Ни отец Ансельмо, ни Джельсомина не шелохнулись во время этой краткой
сцены. Все было кончено, и тем не менее происшедшее казалось кошмарным сном.
- Уведите эту безумную! - приказал офицер полиции, кивнув в сторону
Джельсомины.
Ему подчинились с готовностью, присущей венецианцам и, когда полицейские
уводили девушку с площади, стало ясно, что слова офицера оказались
пророческими.
Кармелит тяжело дышал. С ужасом смотрел он на снующую толпу, на окна
дворца и на солнце, так ослепительно сиявшее с небес.

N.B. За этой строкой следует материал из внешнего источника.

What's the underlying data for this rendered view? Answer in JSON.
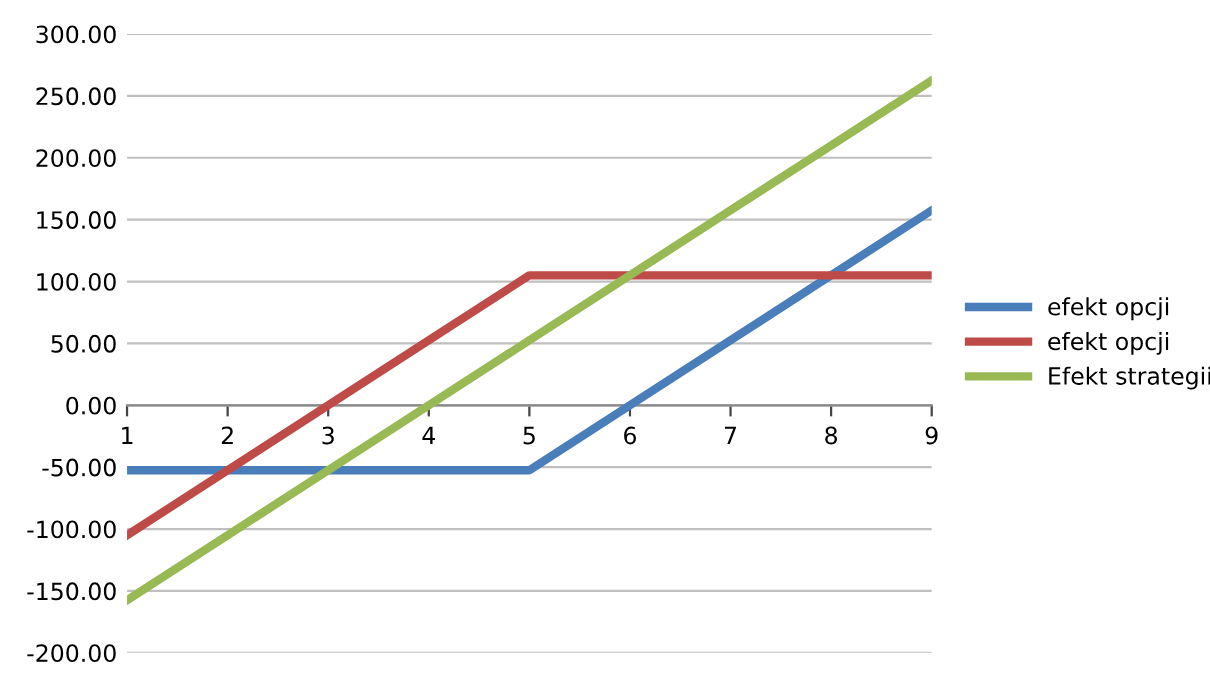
{
  "chart_data": {
    "type": "line",
    "categories": [
      "1",
      "2",
      "3",
      "4",
      "5",
      "6",
      "7",
      "8",
      "9"
    ],
    "series": [
      {
        "name": "efekt opcji",
        "color": "#4a7ebb",
        "values": [
          -52.5,
          -52.5,
          -52.5,
          -52.5,
          -52.5,
          0,
          52.5,
          105,
          157.5
        ]
      },
      {
        "name": "efekt opcji",
        "color": "#be4b48",
        "values": [
          -105,
          -52.5,
          0,
          52.5,
          105,
          105,
          105,
          105,
          105
        ]
      },
      {
        "name": "Efekt strategii",
        "color": "#98b954",
        "values": [
          -157.5,
          -105,
          -52.5,
          0,
          52.5,
          105,
          157.5,
          210,
          262.5
        ]
      }
    ],
    "ylim": [
      -200,
      300
    ],
    "yticks": [
      {
        "value": -200,
        "label": "-200.00"
      },
      {
        "value": -150,
        "label": "-150.00"
      },
      {
        "value": -100,
        "label": "-100.00"
      },
      {
        "value": -50,
        "label": "-50.00"
      },
      {
        "value": 0,
        "label": "0.00"
      },
      {
        "value": 50,
        "label": "50.00"
      },
      {
        "value": 100,
        "label": "100.00"
      },
      {
        "value": 150,
        "label": "150.00"
      },
      {
        "value": 200,
        "label": "200.00"
      },
      {
        "value": 250,
        "label": "250.00"
      },
      {
        "value": 300,
        "label": "300.00"
      }
    ],
    "grid": "y",
    "legend": "right",
    "marker": "none",
    "line_style": "solid"
  }
}
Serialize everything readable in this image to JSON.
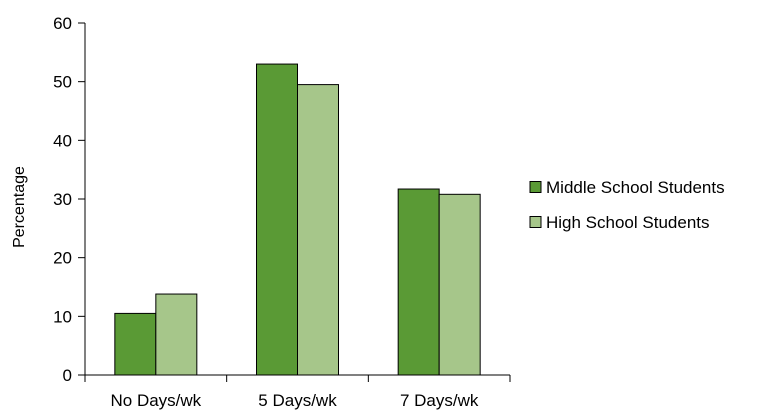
{
  "chart_data": {
    "type": "bar",
    "title": "",
    "xlabel": "",
    "ylabel": "Percentage",
    "ylim": [
      0,
      60
    ],
    "yticks": [
      0,
      10,
      20,
      30,
      40,
      50,
      60
    ],
    "categories": [
      "No Days/wk",
      "5 Days/wk",
      "7 Days/wk"
    ],
    "series": [
      {
        "name": "Middle School Students",
        "color": "#5a9a35",
        "values": [
          10.5,
          53,
          31.7
        ]
      },
      {
        "name": "High School Students",
        "color": "#a6c68a",
        "values": [
          13.8,
          49.5,
          30.8
        ]
      }
    ],
    "grid": false,
    "legend_position": "right"
  }
}
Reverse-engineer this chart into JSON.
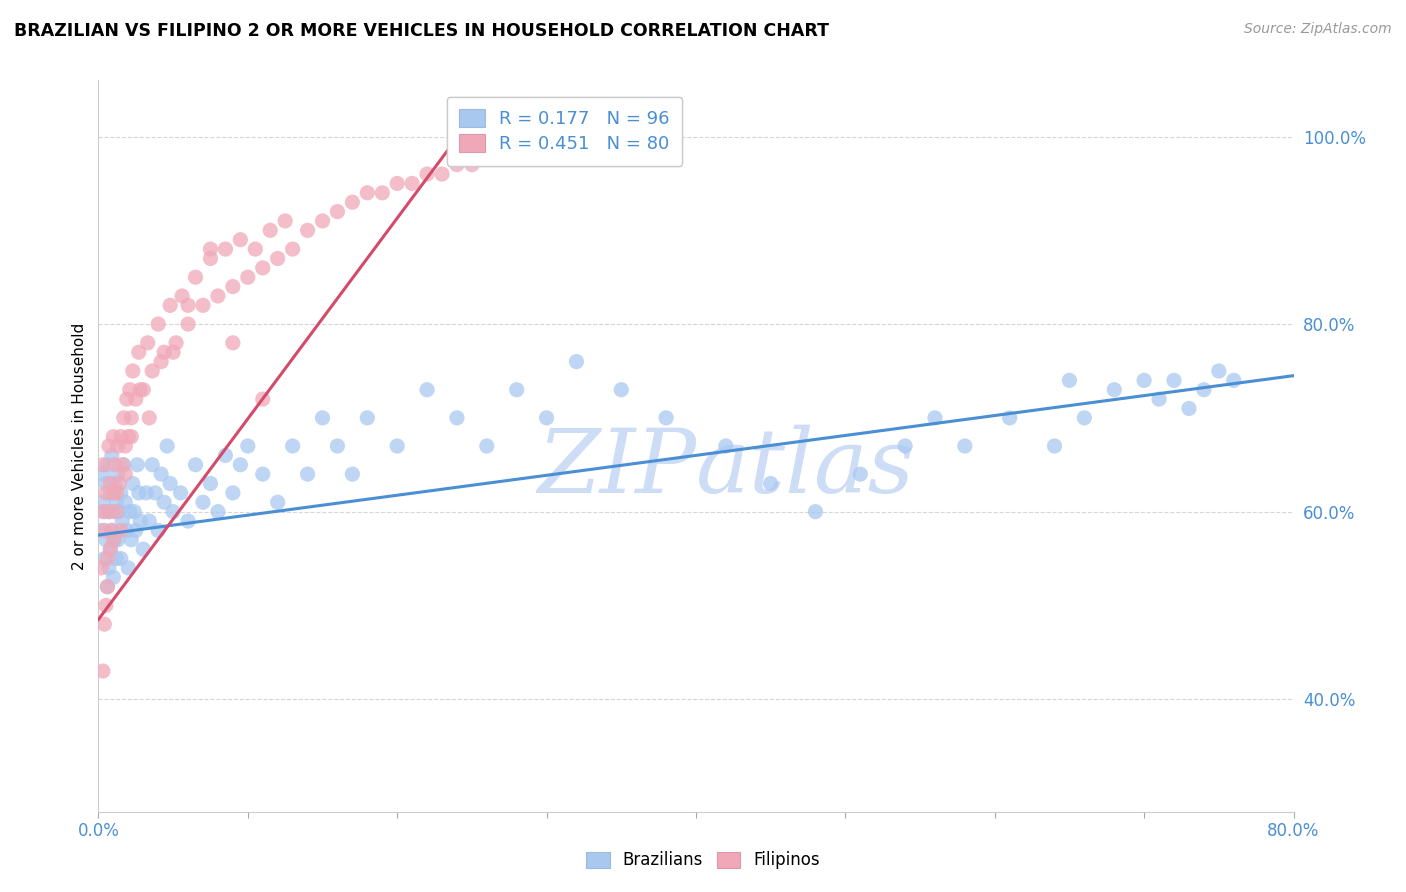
{
  "title": "BRAZILIAN VS FILIPINO 2 OR MORE VEHICLES IN HOUSEHOLD CORRELATION CHART",
  "source": "Source: ZipAtlas.com",
  "ylabel": "2 or more Vehicles in Household",
  "yticks": [
    "40.0%",
    "60.0%",
    "80.0%",
    "100.0%"
  ],
  "ytick_vals": [
    0.4,
    0.6,
    0.8,
    1.0
  ],
  "legend_label1": "Brazilians",
  "legend_label2": "Filipinos",
  "R1": 0.177,
  "N1": 96,
  "R2": 0.451,
  "N2": 80,
  "blue_color": "#a8c8f0",
  "pink_color": "#f0a8b8",
  "blue_line_color": "#4a8fd4",
  "pink_line_color": "#d44a6a",
  "watermark_color": "#ccddf5",
  "blue_scatter_x": [
    0.002,
    0.003,
    0.003,
    0.004,
    0.004,
    0.005,
    0.005,
    0.006,
    0.006,
    0.007,
    0.007,
    0.008,
    0.008,
    0.009,
    0.009,
    0.01,
    0.01,
    0.011,
    0.011,
    0.012,
    0.012,
    0.013,
    0.013,
    0.014,
    0.015,
    0.015,
    0.016,
    0.017,
    0.018,
    0.019,
    0.02,
    0.021,
    0.022,
    0.023,
    0.024,
    0.025,
    0.026,
    0.027,
    0.028,
    0.03,
    0.032,
    0.034,
    0.036,
    0.038,
    0.04,
    0.042,
    0.044,
    0.046,
    0.048,
    0.05,
    0.055,
    0.06,
    0.065,
    0.07,
    0.075,
    0.08,
    0.085,
    0.09,
    0.095,
    0.1,
    0.11,
    0.12,
    0.13,
    0.14,
    0.15,
    0.16,
    0.17,
    0.18,
    0.2,
    0.22,
    0.24,
    0.26,
    0.28,
    0.3,
    0.32,
    0.35,
    0.38,
    0.42,
    0.45,
    0.48,
    0.51,
    0.54,
    0.56,
    0.58,
    0.61,
    0.64,
    0.65,
    0.66,
    0.68,
    0.7,
    0.71,
    0.72,
    0.73,
    0.74,
    0.75,
    0.76
  ],
  "blue_scatter_y": [
    0.58,
    0.61,
    0.64,
    0.55,
    0.6,
    0.57,
    0.63,
    0.52,
    0.65,
    0.54,
    0.6,
    0.56,
    0.62,
    0.58,
    0.66,
    0.53,
    0.6,
    0.57,
    0.63,
    0.55,
    0.61,
    0.57,
    0.64,
    0.6,
    0.55,
    0.62,
    0.59,
    0.65,
    0.61,
    0.58,
    0.54,
    0.6,
    0.57,
    0.63,
    0.6,
    0.58,
    0.65,
    0.62,
    0.59,
    0.56,
    0.62,
    0.59,
    0.65,
    0.62,
    0.58,
    0.64,
    0.61,
    0.67,
    0.63,
    0.6,
    0.62,
    0.59,
    0.65,
    0.61,
    0.63,
    0.6,
    0.66,
    0.62,
    0.65,
    0.67,
    0.64,
    0.61,
    0.67,
    0.64,
    0.7,
    0.67,
    0.64,
    0.7,
    0.67,
    0.73,
    0.7,
    0.67,
    0.73,
    0.7,
    0.76,
    0.73,
    0.7,
    0.67,
    0.63,
    0.6,
    0.64,
    0.67,
    0.7,
    0.67,
    0.7,
    0.67,
    0.74,
    0.7,
    0.73,
    0.74,
    0.72,
    0.74,
    0.71,
    0.73,
    0.75,
    0.74
  ],
  "pink_scatter_x": [
    0.002,
    0.003,
    0.003,
    0.004,
    0.005,
    0.005,
    0.006,
    0.007,
    0.007,
    0.008,
    0.009,
    0.01,
    0.01,
    0.011,
    0.012,
    0.013,
    0.014,
    0.015,
    0.016,
    0.017,
    0.018,
    0.019,
    0.02,
    0.021,
    0.022,
    0.023,
    0.025,
    0.027,
    0.03,
    0.033,
    0.036,
    0.04,
    0.044,
    0.048,
    0.052,
    0.056,
    0.06,
    0.065,
    0.07,
    0.075,
    0.08,
    0.085,
    0.09,
    0.095,
    0.1,
    0.105,
    0.11,
    0.115,
    0.12,
    0.125,
    0.13,
    0.14,
    0.15,
    0.16,
    0.17,
    0.18,
    0.19,
    0.2,
    0.21,
    0.22,
    0.23,
    0.24,
    0.25,
    0.004,
    0.006,
    0.003,
    0.008,
    0.01,
    0.012,
    0.015,
    0.018,
    0.022,
    0.028,
    0.034,
    0.042,
    0.05,
    0.06,
    0.075,
    0.09,
    0.11
  ],
  "pink_scatter_y": [
    0.54,
    0.6,
    0.65,
    0.58,
    0.5,
    0.62,
    0.55,
    0.6,
    0.67,
    0.63,
    0.58,
    0.62,
    0.68,
    0.65,
    0.6,
    0.67,
    0.63,
    0.68,
    0.65,
    0.7,
    0.67,
    0.72,
    0.68,
    0.73,
    0.7,
    0.75,
    0.72,
    0.77,
    0.73,
    0.78,
    0.75,
    0.8,
    0.77,
    0.82,
    0.78,
    0.83,
    0.8,
    0.85,
    0.82,
    0.87,
    0.83,
    0.88,
    0.84,
    0.89,
    0.85,
    0.88,
    0.86,
    0.9,
    0.87,
    0.91,
    0.88,
    0.9,
    0.91,
    0.92,
    0.93,
    0.94,
    0.94,
    0.95,
    0.95,
    0.96,
    0.96,
    0.97,
    0.97,
    0.48,
    0.52,
    0.43,
    0.56,
    0.57,
    0.62,
    0.58,
    0.64,
    0.68,
    0.73,
    0.7,
    0.76,
    0.77,
    0.82,
    0.88,
    0.78,
    0.72
  ],
  "blue_trend_x": [
    0.0,
    0.8
  ],
  "blue_trend_y": [
    0.575,
    0.745
  ],
  "pink_trend_x": [
    0.0,
    0.25
  ],
  "pink_trend_y": [
    0.485,
    1.02
  ],
  "xlim": [
    0.0,
    0.8
  ],
  "ylim": [
    0.28,
    1.06
  ],
  "xtick_positions": [
    0.0,
    0.1,
    0.2,
    0.3,
    0.4,
    0.5,
    0.6,
    0.7,
    0.8
  ]
}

- Вас сомнет толпа! - шепнул вдруг чей-то голос рядом с ним. - Лучше
пойдемте со мной, святой отец.
Монах был слишком подавлен, чтобы противиться. Глухими проулками
неизвестный вывел его к набережной, где оба сели в гондолу, мгновенно
направившуюся в открытое море. И еще прежде, чем настал полдень, потрясенный
до глубины души монах уже плыл к владениям римской церкви и вскоре очутился
в замке святой Агаты.
В обычный час солнце скрылось за тирольскими вершинами, над Лидо повисла
луна. Узкие улицы вновь выплеснули тысячи горожан на площади Венеции.
Тусклый свет косо падал на причудливые здания и головокружительную
Кампаниллу, заливая город на островах призрачным сиянием.
Портики осветились, и вновь беспечный радовался, забавлялся равнодушный,
некто в маске шел к одному лишь ему ведомой цели, а певицы и шуты выступали
в своих обычных ролях и весь город вновь отдался бессмысленному веселью,
которое отличает развлечения бездумных и праздных. Каждый жил лишь для себя,
а правительство Венеции продолжало свое ужасное дело, развращая и
властителей и подданных, попирая священные принципы правды и справедливости.